Montag früh um 7:15h am Münchner Hauptbahnhof: Nachdem wir uns trotz dicker Jacken, Mützen und FFP-2 Masken erkannt haben, steigen wir in den ICE Richtung Mittelfranken. Denn bevor unsere Chiffriergeräte in die neue Ausstellung Bild Schrift Codes eingeräumt werden, steht ein ganz spezielles Fotoshooting beim Fraunhofer EZRT (Entwicklungszentrum Röntgentechnik) in Fürth an: mittels Computertomografie sollen die Geräte im wahrsten Sinn durchleuchtet werden. Das ermöglicht hochaufgelöste, dreidimensionale und vor allem auch zerstörungsfreie Einblicke in das Innenleben unserer wertvollen Maschinen!

Unsere Objekte wurden bereits im Vorfeld von einer Kunstspedition ans Fraunhofer EZRT in Fürth transportiert. Sobald wir dort ankommen, geht es auch sofort los: zuerst holen wir unsere Exponate gemeinsam mit den Wissenschaftlern des Fraunhofer EZRT aus einem Depot und bringen sie in eine hohe Halle, in der die XXL-CT-Anlage steht! Und die ist wirklich XXL!

Das Fraunhofer EZRT ist einer der führenden Standorte für die computertomografische Erfassung von Objekten. Mit der einzigartigen XXL-CT Anlage können sehr große Objekte mit sehr hoher Auflösung untersucht werden - auf dem ausladenden Drehteller durfte bereits das Raketenflugzeug Messerschmitt 163 Platz nehmen. Heute haben wir feinteilige und zum Teil sehr fragile Exponate für den Scan bereitgestellt. Unsere Chiffriergeräte sehen neben der großen Anlage tatsächlich sehr unscheinbar aus.

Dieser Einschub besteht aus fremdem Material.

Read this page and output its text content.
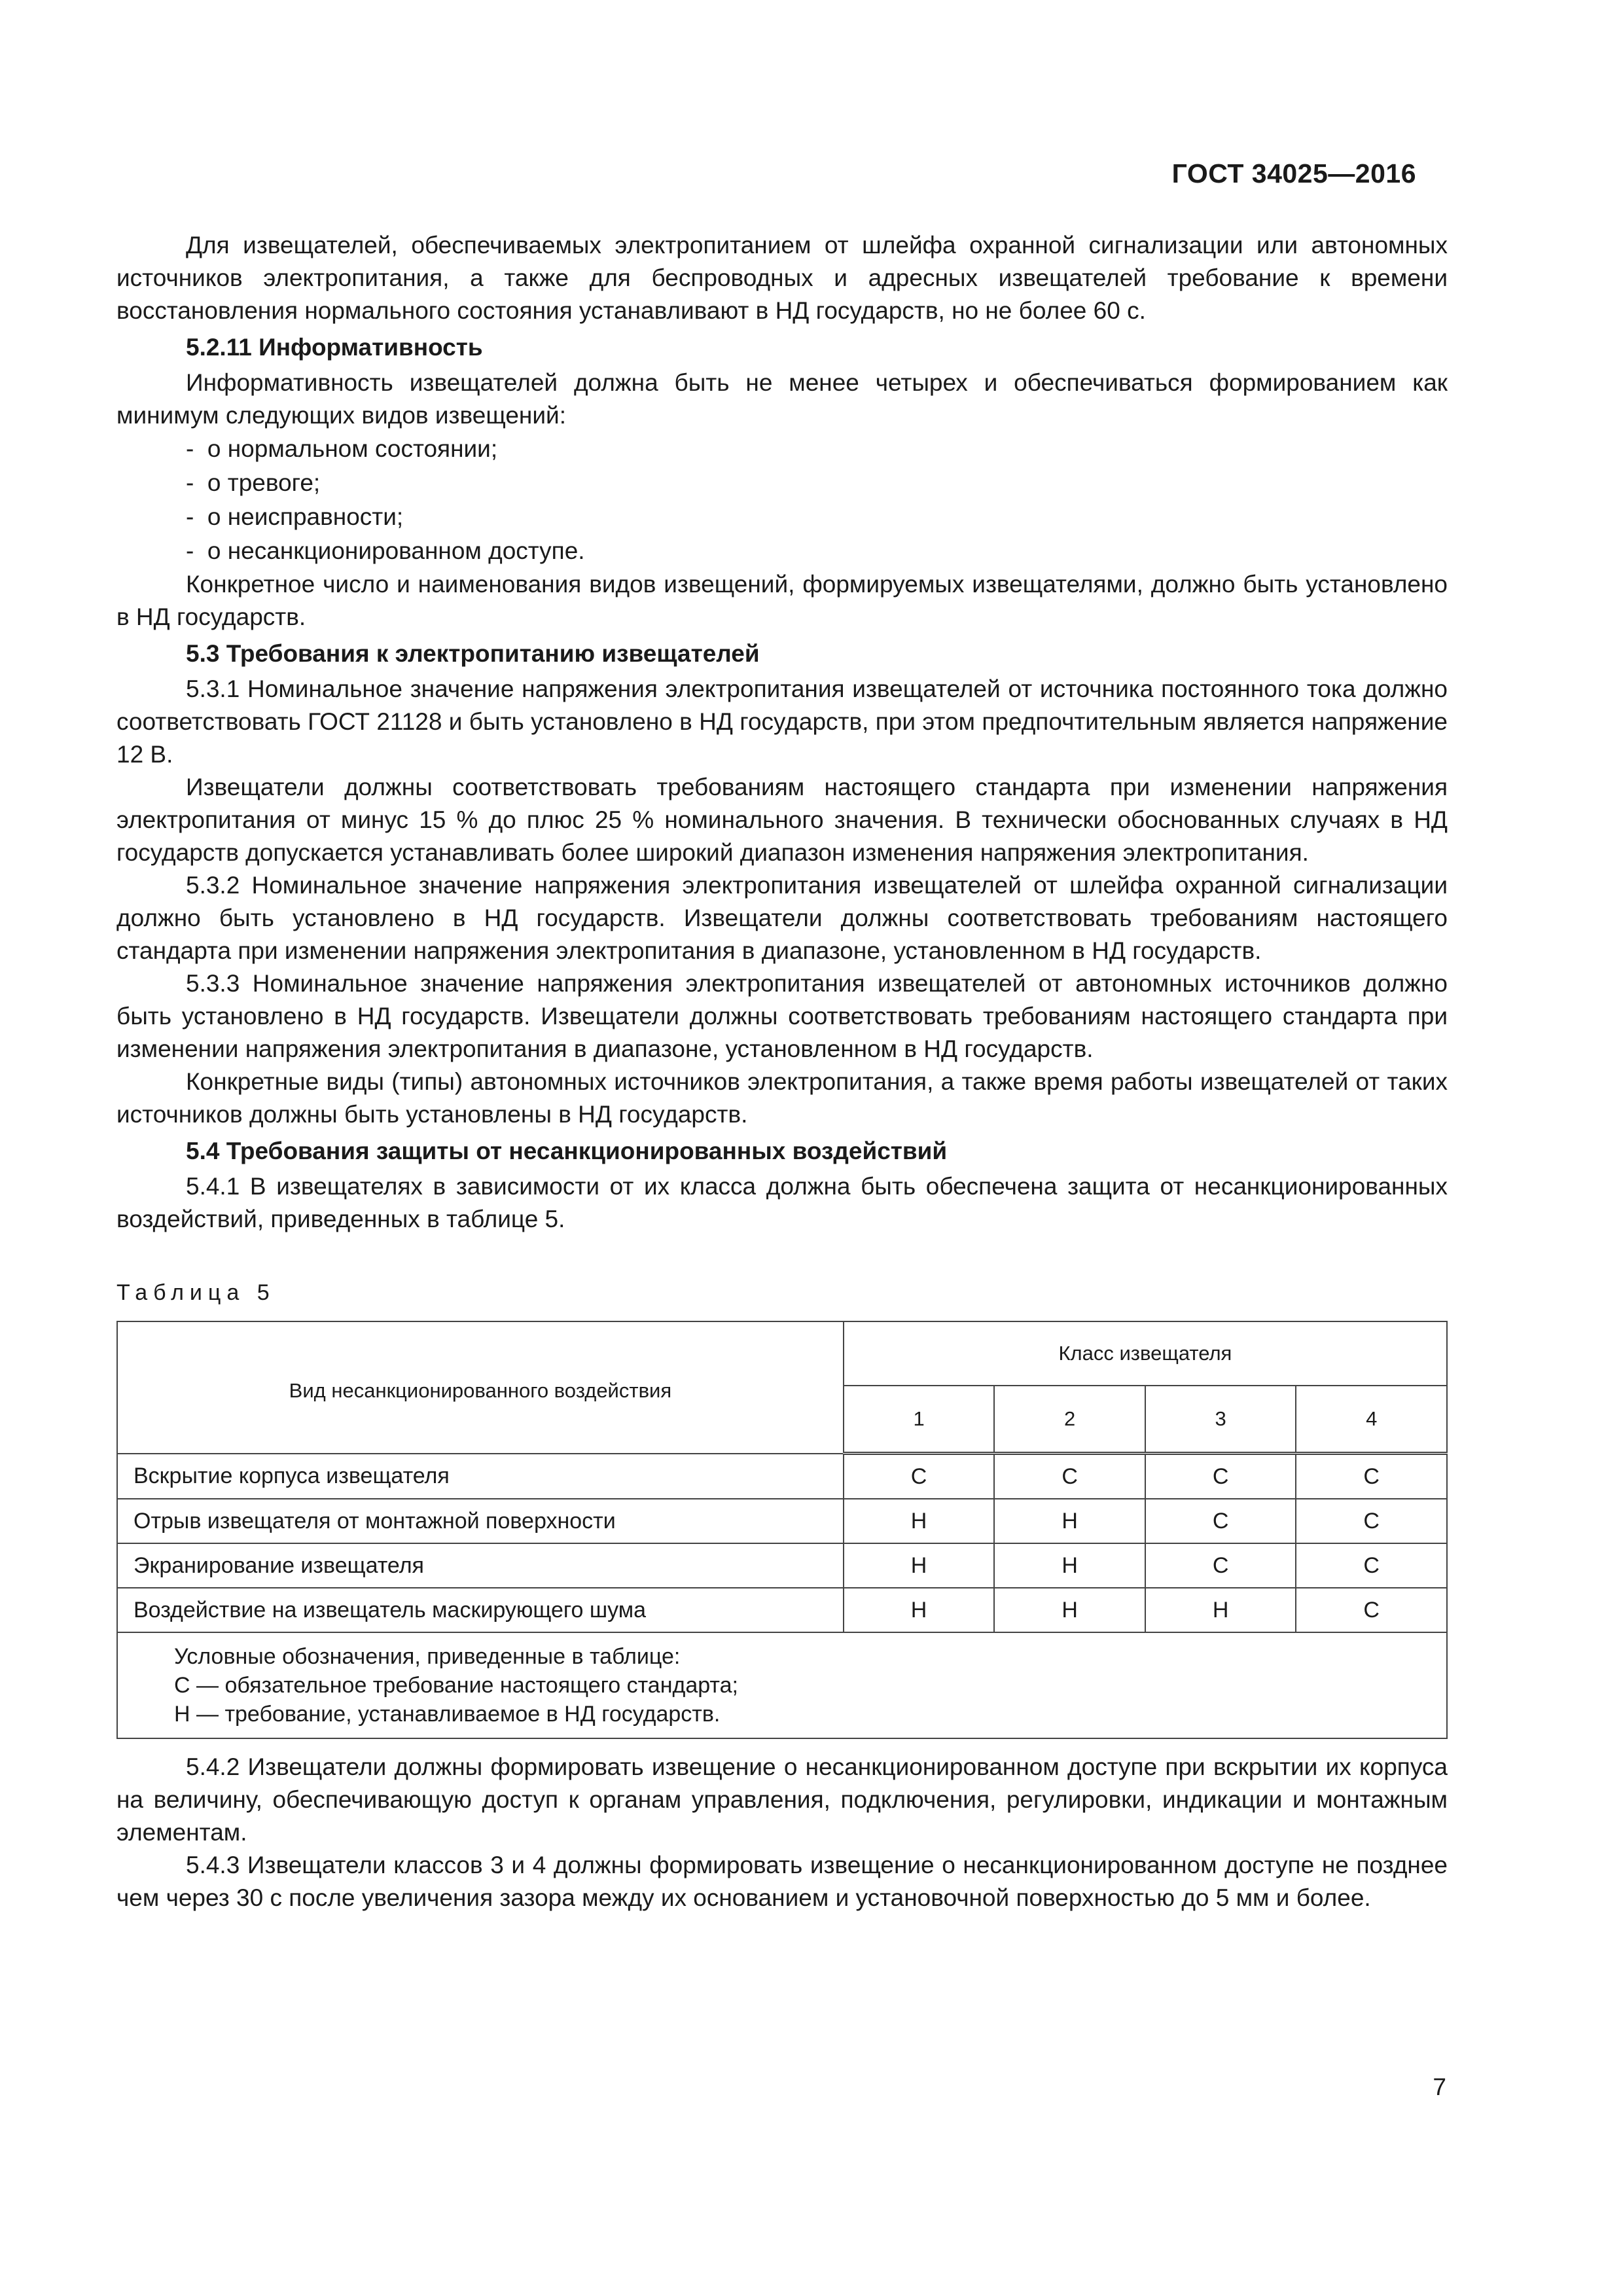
ГОСТ 34025—2016

Для извещателей, обеспечиваемых электропитанием от шлейфа охранной сигнализации или автономных источников электропитания, а также для беспроводных и адресных извещателей требование к времени восстановления нормального состояния устанавливают в НД государств, но не более 60 с.

5.2.11 Информативность

Информативность извещателей должна быть не менее четырех и обеспечиваться формированием как минимум следующих видов извещений:

-  о нормальном состоянии;
-  о тревоге;
-  о неисправности;
-  о несанкционированном доступе.

Конкретное число и наименования видов извещений, формируемых извещателями, должно быть установлено в НД государств.

5.3 Требования к электропитанию извещателей

5.3.1 Номинальное значение напряжения электропитания извещателей от источника постоянного тока должно соответствовать ГОСТ 21128 и быть установлено в НД государств, при этом предпочтительным является напряжение 12 В.

Извещатели должны соответствовать требованиям настоящего стандарта при изменении напряжения электропитания от минус 15 % до плюс 25 % номинального значения. В технически обоснованных случаях в НД государств допускается устанавливать более широкий диапазон изменения напряжения электропитания.

5.3.2 Номинальное значение напряжения электропитания извещателей от шлейфа охранной сигнализации должно быть установлено в НД государств. Извещатели должны соответствовать требованиям настоящего стандарта при изменении напряжения электропитания в диапазоне, установленном в НД государств.

5.3.3 Номинальное значение напряжения электропитания извещателей от автономных источников должно быть установлено в НД государств. Извещатели должны соответствовать требованиям настоящего стандарта при изменении напряжения электропитания в диапазоне, установленном в НД государств.

Конкретные виды (типы) автономных источников электропитания, а также время работы извещателей от таких источников должны быть установлены в НД государств.

5.4 Требования защиты от несанкционированных воздействий

5.4.1 В извещателях в зависимости от их класса должна быть обеспечена защита от несанкционированных воздействий, приведенных в таблице 5.

Таблица 5
Вид несанкционированного воздействия	Класс извещателя			
	1	2	3	4
Вскрытие корпуса извещателя	С	С	С	С
Отрыв извещателя от монтажной поверхности	Н	Н	С	С
Экранирование извещателя	Н	Н	С	С
Воздействие на извещатель маскирующего шума	Н	Н	Н	С

Условные обозначения, приведенные в таблице:
С — обязательное требование настоящего стандарта;
Н — требование, устанавливаемое в НД государств.				

5.4.2 Извещатели должны формировать извещение о несанкционированном доступе при вскрытии их корпуса на величину, обеспечивающую доступ к органам управления, подключения, регулировки, индикации и монтажным элементам.

5.4.3 Извещатели классов 3 и 4 должны формировать извещение о несанкционированном доступе не позднее чем через 30 с после увеличения зазора между их основанием и установочной поверхностью до 5 мм и более.

7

Die spezielle Aufnahmetechnik mittels Linearbeschleuniger als Röntgenquelle ermöglicht es sogar, fünf unserer Geräte gleichzeitig zu scannen. Per Hebekran wird deswegen vor unseren Augen ein spezieller Unterbau mit fünf Drehtellern auf das Scan-Podest gehoben, auf denen die Geräte während des Scans um 360° rotieren. Für besonders gute Scanergebnisse wird jedes Exponat an einer Seite mit Holzkeilen schräggestellt, so dass die Röntgenstrahlen nicht parallel zu den Seitenflächen oder den Bauteilen im Inneren der Geräte auftreffen.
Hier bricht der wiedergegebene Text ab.